Lefrère Antoine, Burtey Stéphane, Bobot Stanislas, Belzeaux Raoul, Bobot Mickaël
Pôle de Psychiatrie, Assistance Publique Hôpitaux de Marseille, Marseille, France; Institut de Neurosciences de la Timone, Aix-Marseille Univ, UMR CNRS, France.
Centre de Néphrologie et Transplantation Rénale, Hôpital de la Conception, AP-HM, Marseille, France; Aix Marseille Univ, INSERM 1263, INRAE 1260, C2VN, Marseille, France.
Behav Brain Res. 2025 Apr 12;483:115467. doi: 10.1016/j.bbr.2025.115467. Epub 2025 Feb 7.
Depression is highly prevalent during chronic kidney disease (CKD) with studies suggesting prevalence rates ranging from approximately one-quarter to half of CKD patients. CKD and depression have a bidirectional relationship, each disorder aggravating the other, leading to more complex and challenging patient management. Depression during CKD is multifactorial and is associated with increased risk of adverse events and hospitalization.
We conducted a narrative review of experimental and observational studies in animals and humans, as well as meta-analyses, to explore specific mechanisms of depression in CKD and its treatment.
In depression the gut-brain axis is central. CKD leads to an accumulation of gut-derived uremic toxins. One key factor is the accumulation of tryptophan-derived uremic toxins like kynurenines or indoxyl sulfate, whose serum concentration increases progressively with the stage of CKD (up to 100-fold in stage 5), and which plays an important role in depression mechanisms, by activating aryl hydrocarbon receptor, decreasing brain concentrations of serotonin by approximately 40 %, increasing brain inflammation, via activation of microglia and astrocytes and release of TNFα, IL-6 and NO. Randomized controlled studies found limited or no benefits of antidepressants for depressive symptoms in CKD and hemodialysis patients.
Chronic inflammation, in relation to uremic toxin accumulation during CKD, seems to be a complex but important mechanism for treatment resistance in depression.
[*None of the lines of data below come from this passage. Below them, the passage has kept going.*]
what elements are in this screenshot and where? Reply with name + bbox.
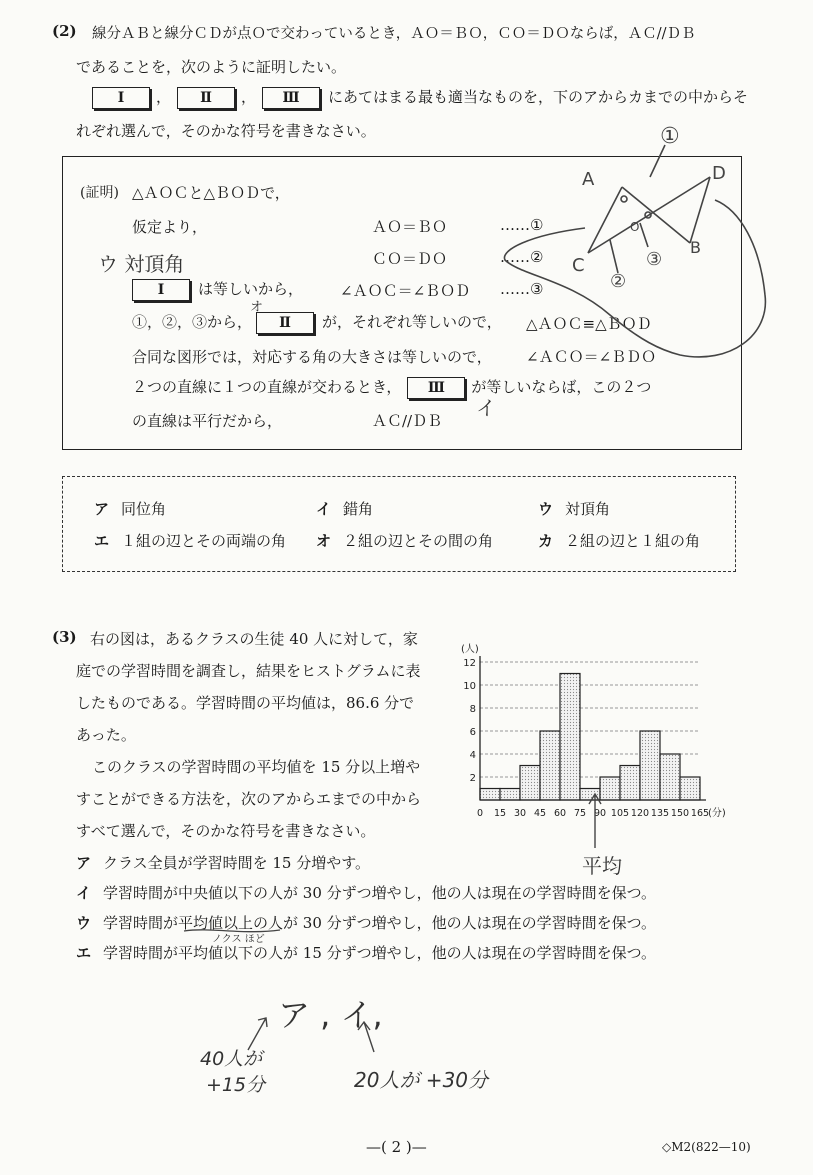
hist-bar-3: [540, 731, 560, 800]
x-tick-label-10: 150: [670, 808, 690, 819]
handwritten-sketch: [490, 115, 790, 380]
sketch-label-o: O: [630, 220, 640, 234]
proof-line7: の直線は平行だから，: [132, 412, 283, 430]
sketch-arrow-3: [640, 223, 648, 247]
proof-eq2: ＣＯ＝ＤＯ: [372, 250, 448, 268]
q3-line2: 庭での学習時間を調査し，結果をヒストグラムに表: [76, 662, 421, 680]
proof-label: (証明): [80, 185, 119, 201]
choice-o: オ ２組の辺とその間の角: [316, 532, 494, 550]
choice-e: エ １組の辺とその両端の角: [94, 532, 287, 550]
hist-bar-1: [500, 789, 520, 801]
q3-line6: すことができる方法を，次のアからエまでの中から: [76, 790, 422, 808]
q2-line1: 線分ＡＢと線分ＣＤが点Ｏで交わっているとき，ＡＯ＝ＢＯ，ＣＯ＝ＤＯならば，ＡＣ//ＤＢ: [92, 26, 696, 42]
x-tick-label-0: 0: [476, 808, 484, 819]
hand-left-note-2: +15分: [206, 1074, 266, 1096]
q2-line4: れぞれ選んで，そのかな符号を書きなさい。: [76, 122, 376, 140]
page-number: —( 2 )—: [366, 1138, 427, 1156]
choice-ka: カ ２組の辺と１組の角: [538, 532, 701, 550]
x-tick-label-4: 60: [553, 808, 567, 819]
proof-mark1: ……①: [500, 216, 544, 234]
hist-bar-0: [480, 789, 500, 801]
proof-line3: Ⅰ は等しいから，: [132, 278, 303, 301]
q3-line7: すべて選んで，そのかな符号を書きなさい。: [76, 822, 376, 840]
hand-o-note: オ: [250, 300, 264, 315]
hand-note-under: ノクス ほど: [212, 934, 265, 945]
proof-mark2: ……②: [500, 248, 544, 266]
sketch-dot-1: [621, 196, 627, 202]
q3-option-e: エ 学習時間が平均値以下の人が 15 分ずつ増やし，他の人は現在の学習時間を保つ。: [76, 944, 657, 962]
x-tick-label-7: 105: [610, 808, 630, 819]
sketch-circle-1: ①: [660, 124, 680, 149]
q2-line3: Ⅰ ， Ⅱ ， Ⅲ にあてはまる最も適当なものを，下のアからカまでの中からそ: [92, 86, 748, 109]
hist-bar-2: [520, 766, 540, 801]
y-axis-label: (人): [461, 644, 479, 655]
sketch-arrow-1: [650, 145, 665, 177]
heikin-arrow: [585, 790, 605, 850]
hist-bar-10: [680, 777, 700, 800]
q2-number: (2): [52, 22, 77, 40]
sketch-arrow-2: [610, 240, 618, 273]
choice-u: ウ 対頂角: [538, 500, 611, 518]
proof-assume: 仮定より，: [132, 218, 208, 236]
proof-box-2: Ⅱ: [256, 312, 314, 334]
choice-a: ア 同位角: [94, 500, 167, 518]
sketch-circle-2: ②: [610, 271, 627, 292]
x-tick-label-2: 30: [513, 808, 527, 819]
hand-i-note: イ: [476, 396, 496, 420]
x-tick-label-9: 135: [650, 808, 670, 819]
hand-answer: ア , イ,: [278, 996, 383, 1034]
hist-bar-7: [620, 766, 640, 801]
y-tick-label-5: 12: [463, 658, 476, 669]
q2-box-1: Ⅰ: [92, 87, 150, 109]
proof-box-3: Ⅲ: [407, 377, 465, 399]
hist-bar-4: [560, 674, 580, 801]
hand-left-note-1: 40人が: [200, 1048, 263, 1070]
y-tick-label-0: 2: [469, 773, 476, 784]
y-tick-label-2: 6: [469, 727, 476, 738]
page-code: ◇M2(822—10): [662, 1140, 751, 1154]
q3-line1: 右の図は，あるクラスの生徒 40 人に対して，家: [90, 630, 418, 648]
proof-eq1: ＡＯ＝ＢＯ: [372, 218, 448, 236]
y-tick-label-4: 10: [463, 681, 476, 692]
y-tick-label-1: 4: [469, 750, 476, 761]
proof-line6: ２つの直線に１つの直線が交わるとき， Ⅲ が等しいならば，この２つ: [132, 376, 651, 399]
x-tick-label-6: 90: [593, 808, 607, 819]
sketch-label-b: B: [690, 238, 701, 257]
q3-line3: したものである。学習時間の平均値は，86.6 分で: [76, 694, 415, 712]
q2-box-3: Ⅲ: [262, 87, 320, 109]
sketch-label-d: D: [712, 163, 726, 184]
hand-right-note: 20人が +30分: [354, 1068, 489, 1092]
y-tick-label-3: 8: [469, 704, 476, 715]
x-axis-label: (分): [708, 808, 726, 819]
x-tick-label-11: 165: [690, 808, 710, 819]
x-tick-label-5: 75: [573, 808, 587, 819]
proof-mark3: ……③: [500, 280, 544, 298]
q2-box-2: Ⅱ: [177, 87, 235, 109]
proof-intro: △ＡＯＣと△ＢＯＤで，: [132, 184, 290, 202]
proof-box-1: Ⅰ: [132, 279, 190, 301]
proof-eq7: ＡＣ//ＤＢ: [372, 412, 443, 430]
hist-bar-9: [660, 754, 680, 800]
x-tick-label-8: 120: [630, 808, 650, 819]
q3-line4: あった。: [76, 726, 136, 744]
proof-eq4: △ＡＯＣ≡△ＢＯＤ: [526, 315, 652, 333]
q3-line5: このクラスの学習時間の平均値を 15 分以上増や: [92, 758, 421, 776]
proof-line4: ①，②，③から， Ⅱ が，それぞれ等しいので，: [132, 311, 502, 334]
q3-option-u: ウ 学習時間が平均値以上の人が 30 分ずつ増やし，他の人は現在の学習時間を保つ。: [76, 914, 657, 932]
sketch-circle-3: ③: [646, 249, 663, 270]
q2-line3-rest: にあてはまる最も適当なものを，下のアからカまでの中からそ: [328, 88, 749, 106]
choice-i: イ 錯角: [316, 500, 374, 518]
proof-eq3: ∠ＡＯＣ＝∠ＢＯＤ: [340, 282, 471, 300]
hand-u-answer: ウ 対頂角: [98, 252, 185, 276]
sketch-label-a: A: [582, 169, 595, 190]
hist-bar-8: [640, 731, 660, 800]
choices-box: [62, 476, 736, 572]
hand-heikin: 平均: [582, 854, 622, 878]
q3-number: (3): [52, 628, 77, 646]
q3-option-a: ア クラス全員が学習時間を 15 分増やす。: [76, 854, 370, 872]
q2-line2: であることを，次のように証明したい。: [76, 58, 347, 76]
x-tick-label-1: 15: [493, 808, 507, 819]
sketch-label-c: C: [572, 255, 585, 276]
x-tick-label-3: 45: [533, 808, 547, 819]
proof-eq5: ∠ＡＣＯ＝∠ＢＤＯ: [526, 348, 657, 366]
answer-arrows: [240, 1010, 400, 1055]
proof-line5: 合同な図形では，対応する角の大きさは等しいので，: [132, 348, 492, 366]
q3-option-i: イ 学習時間が中央値以下の人が 30 分ずつ増やし，他の人は現在の学習時間を保つ。: [76, 884, 657, 902]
Future research should consider inhibitors of uremic toxins inhibitors and anti-inflammatory molecules as potential therapeutic agents, to improve the prognosis of depression in CKD patients.
抑郁症在慢性肾脏病(CKD)患者中极为普遍,研究表明其患病率约为CKD患者的四分之一至一半。CKD与抑郁症存在双向关系,两种病症相互加重,导致患者管理更加复杂且具有挑战性。CKD期间的抑郁症是多因素的,与不良事件和住院风险增加相关。
我们对动物和人类的实验及观察性研究以及荟萃分析进行了叙述性综述,以探讨CKD中抑郁症的具体机制及其治疗方法。
在抑郁症中,肠-脑轴起着核心作用。CKD会导致肠道来源的尿毒症毒素蓄积。一个关键因素是色氨酸衍生的尿毒症毒素如犬尿氨酸或硫酸吲哚酚的蓄积,其血清浓度会随着CKD分期的进展而逐渐升高(在5期时高达100倍),并且通过激活芳烃受体、使大脑中血清素浓度降低约40%、通过激活小胶质细胞和星形胶质细胞以及释放肿瘤坏死因子α、白细胞介素-6和一氧化氮来增加脑部炎症,从而在抑郁症机制中发挥重要作用。随机对照研究发现,抗抑郁药对CKD和血液透析患者的抑郁症状疗效有限或无疗效。
与CKD期间尿毒症毒素蓄积相关的慢性炎症似乎是抑郁症治疗抵抗的一个复杂但重要的机制。未来的研究应考虑将尿毒症毒素抑制剂和抗炎分子作为潜在的治疗药物,以改善CKD患者抑郁症的预后。